Voor het ontwikkelen van een nationale identiteit zijn (populaire) cultuur en erfgoed nu eenmaal cruciaal: bind de stieren de Spaanse vlag om, investeer in Turkse tv-soaps over het Ottomaanse verleden, ensceneer een urenlang luxueus ceremonieel om de Hongaarse koninklijke kroon per boot van het Nationale Museum over te brengen naar het parlement. Natievorming is het nieuwe theater.
3. Verketter de kunstenaars
Met de echte kunstenaars ga je tegelijk frontaal in confrontatie, zo gebiedt het recept. In Brazilië gebeurde dat door Roberto Alvim, de cultuurminister van president Bolsonaro. Voor de internationale delegaties van UNESCO oreerde hij dat de kunstenaars de geest van het volk vergiftigd hadden met linkse ideeën. Als minister beloofde hij een nieuwe lichting van kunstenaars te helpen creëren, die schoonheid als motor van hun praktijk hebben.
Ziedaar de essentie van een cultuurstrijd: machtsverwerving door polarisering.

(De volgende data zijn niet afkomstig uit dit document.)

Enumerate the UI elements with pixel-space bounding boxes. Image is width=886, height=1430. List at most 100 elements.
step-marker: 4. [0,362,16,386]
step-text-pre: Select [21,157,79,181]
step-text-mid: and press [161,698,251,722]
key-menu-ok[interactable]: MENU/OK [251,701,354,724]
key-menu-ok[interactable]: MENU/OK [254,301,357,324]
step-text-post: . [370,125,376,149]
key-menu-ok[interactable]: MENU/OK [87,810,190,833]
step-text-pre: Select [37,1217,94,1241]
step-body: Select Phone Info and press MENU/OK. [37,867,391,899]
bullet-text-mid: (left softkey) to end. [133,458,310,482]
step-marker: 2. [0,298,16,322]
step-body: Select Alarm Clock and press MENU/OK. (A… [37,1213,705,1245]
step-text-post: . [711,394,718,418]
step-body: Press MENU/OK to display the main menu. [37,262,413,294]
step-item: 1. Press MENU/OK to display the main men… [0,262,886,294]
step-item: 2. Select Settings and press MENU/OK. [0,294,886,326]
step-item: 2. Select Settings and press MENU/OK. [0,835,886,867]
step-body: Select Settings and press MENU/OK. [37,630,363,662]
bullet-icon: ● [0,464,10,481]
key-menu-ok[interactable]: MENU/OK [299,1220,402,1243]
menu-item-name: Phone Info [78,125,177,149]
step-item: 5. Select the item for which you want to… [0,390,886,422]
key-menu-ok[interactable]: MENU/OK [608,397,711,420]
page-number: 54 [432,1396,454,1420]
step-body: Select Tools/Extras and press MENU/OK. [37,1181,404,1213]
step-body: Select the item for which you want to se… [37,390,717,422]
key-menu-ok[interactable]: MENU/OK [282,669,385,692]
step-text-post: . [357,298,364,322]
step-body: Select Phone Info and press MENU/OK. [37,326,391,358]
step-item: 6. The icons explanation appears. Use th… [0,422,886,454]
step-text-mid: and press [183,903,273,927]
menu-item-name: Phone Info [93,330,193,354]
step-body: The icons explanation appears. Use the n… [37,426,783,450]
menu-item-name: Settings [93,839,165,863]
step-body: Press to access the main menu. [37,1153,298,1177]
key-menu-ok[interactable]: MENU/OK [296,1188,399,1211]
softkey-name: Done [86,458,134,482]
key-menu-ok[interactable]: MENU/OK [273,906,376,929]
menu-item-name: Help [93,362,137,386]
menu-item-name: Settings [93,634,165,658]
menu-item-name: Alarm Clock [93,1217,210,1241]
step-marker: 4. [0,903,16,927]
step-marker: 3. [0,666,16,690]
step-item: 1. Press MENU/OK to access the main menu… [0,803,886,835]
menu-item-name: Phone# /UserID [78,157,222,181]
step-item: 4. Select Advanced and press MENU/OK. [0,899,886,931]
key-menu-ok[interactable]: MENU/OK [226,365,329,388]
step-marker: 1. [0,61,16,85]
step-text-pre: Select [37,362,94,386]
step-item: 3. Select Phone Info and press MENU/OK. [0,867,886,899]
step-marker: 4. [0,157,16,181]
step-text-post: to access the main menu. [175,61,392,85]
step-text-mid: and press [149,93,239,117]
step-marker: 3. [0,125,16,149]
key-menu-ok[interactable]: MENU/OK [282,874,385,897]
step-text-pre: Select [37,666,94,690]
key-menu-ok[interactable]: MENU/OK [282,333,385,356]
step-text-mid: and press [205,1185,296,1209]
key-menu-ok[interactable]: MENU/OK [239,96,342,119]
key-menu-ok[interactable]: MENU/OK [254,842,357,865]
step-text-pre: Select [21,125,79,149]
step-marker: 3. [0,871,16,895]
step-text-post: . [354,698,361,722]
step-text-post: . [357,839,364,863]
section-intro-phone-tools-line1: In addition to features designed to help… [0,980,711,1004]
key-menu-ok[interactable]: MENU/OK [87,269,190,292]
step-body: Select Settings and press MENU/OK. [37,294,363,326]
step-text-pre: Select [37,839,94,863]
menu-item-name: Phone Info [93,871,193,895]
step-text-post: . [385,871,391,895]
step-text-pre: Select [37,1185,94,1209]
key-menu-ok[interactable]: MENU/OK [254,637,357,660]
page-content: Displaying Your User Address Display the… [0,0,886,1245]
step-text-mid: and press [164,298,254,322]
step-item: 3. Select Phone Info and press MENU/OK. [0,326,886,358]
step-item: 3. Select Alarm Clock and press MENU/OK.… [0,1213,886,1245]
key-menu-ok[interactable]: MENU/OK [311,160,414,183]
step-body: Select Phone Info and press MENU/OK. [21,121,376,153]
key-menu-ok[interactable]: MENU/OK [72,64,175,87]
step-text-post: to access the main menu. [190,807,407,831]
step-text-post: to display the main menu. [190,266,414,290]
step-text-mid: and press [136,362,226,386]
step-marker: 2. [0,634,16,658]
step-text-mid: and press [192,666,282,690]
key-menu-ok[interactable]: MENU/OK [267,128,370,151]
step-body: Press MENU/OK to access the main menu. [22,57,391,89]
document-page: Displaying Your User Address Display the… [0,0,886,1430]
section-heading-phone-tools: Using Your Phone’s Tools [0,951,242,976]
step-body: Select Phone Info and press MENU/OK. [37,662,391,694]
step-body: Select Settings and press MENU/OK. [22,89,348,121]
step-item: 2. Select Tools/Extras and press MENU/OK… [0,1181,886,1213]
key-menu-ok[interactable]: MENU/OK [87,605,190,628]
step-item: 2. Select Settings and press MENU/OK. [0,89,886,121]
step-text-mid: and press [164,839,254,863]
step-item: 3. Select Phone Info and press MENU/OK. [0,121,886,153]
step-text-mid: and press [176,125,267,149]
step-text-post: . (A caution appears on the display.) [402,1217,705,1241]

Schoonheid, tiens… Wie nam dat woord onlangs weer in de mond op onze nationale televisie, om te zeggen dat de kunstenaars van tegenwoordig niet meer weten wat het is? Terwijl Vlaamse politieke partijen voor 90% afhankelijk zijn van subsidies (voor kunstorganisaties geldt een minimum van 12% eigen middelen) en N-VA tot 26 mei meer gemeenschapsgeld kreeg dan alle Nederlandse partijen samen, verweet Peter De Roover de kunsten aan de subsidieslurf te hangen. In Nederland bouwde Geert Wilders daarop de helft van zijn electorale imago.
Ziedaar de essentie van een cultuurstrijd: machtsverwerving door polarisering. In Hongarije is het de eigenlijke motor van Orbáns ‘totaaloffensief op cultuur’ geworden. In zijn grootschalige aanval op het culturele establishment liet hij critici belasteren, artistieke directeurs afzetten en zijn vertrouweling Andy G. Vanya als ‘regeringscommissaris voor de vernieuwing van de Hongaarse cinema’ verklaren dat alles aan de Hongaarse film verschrikkelijk was geweest, ‘maar nu bouwen we aan een nieuwe wereld’. Het verleidde de Hongaarse socioloog András Bozóki tot de observatie dat Orbáns handelswijze 'niet langer een cultuuroorlog is, maar een oorlog tegen de cultuur'.
De laatste stap van het recept is het van binnenuit overnemen van de hele culturele structuur.
In Turkije wordt die oorlog intussen gevoerd met de reële wapens van de dictatuur, door Koerdische en andere kunstenaars gewoon in de cel te gooien. En ook in Latijns-Amerika stijgt de spanning: alles wat naar al te politieke of obscene expressies ruikt, of van de LGBT-gemeenschap komt, wordt in Brazilië gemarginaliseerd of zelfs verboden.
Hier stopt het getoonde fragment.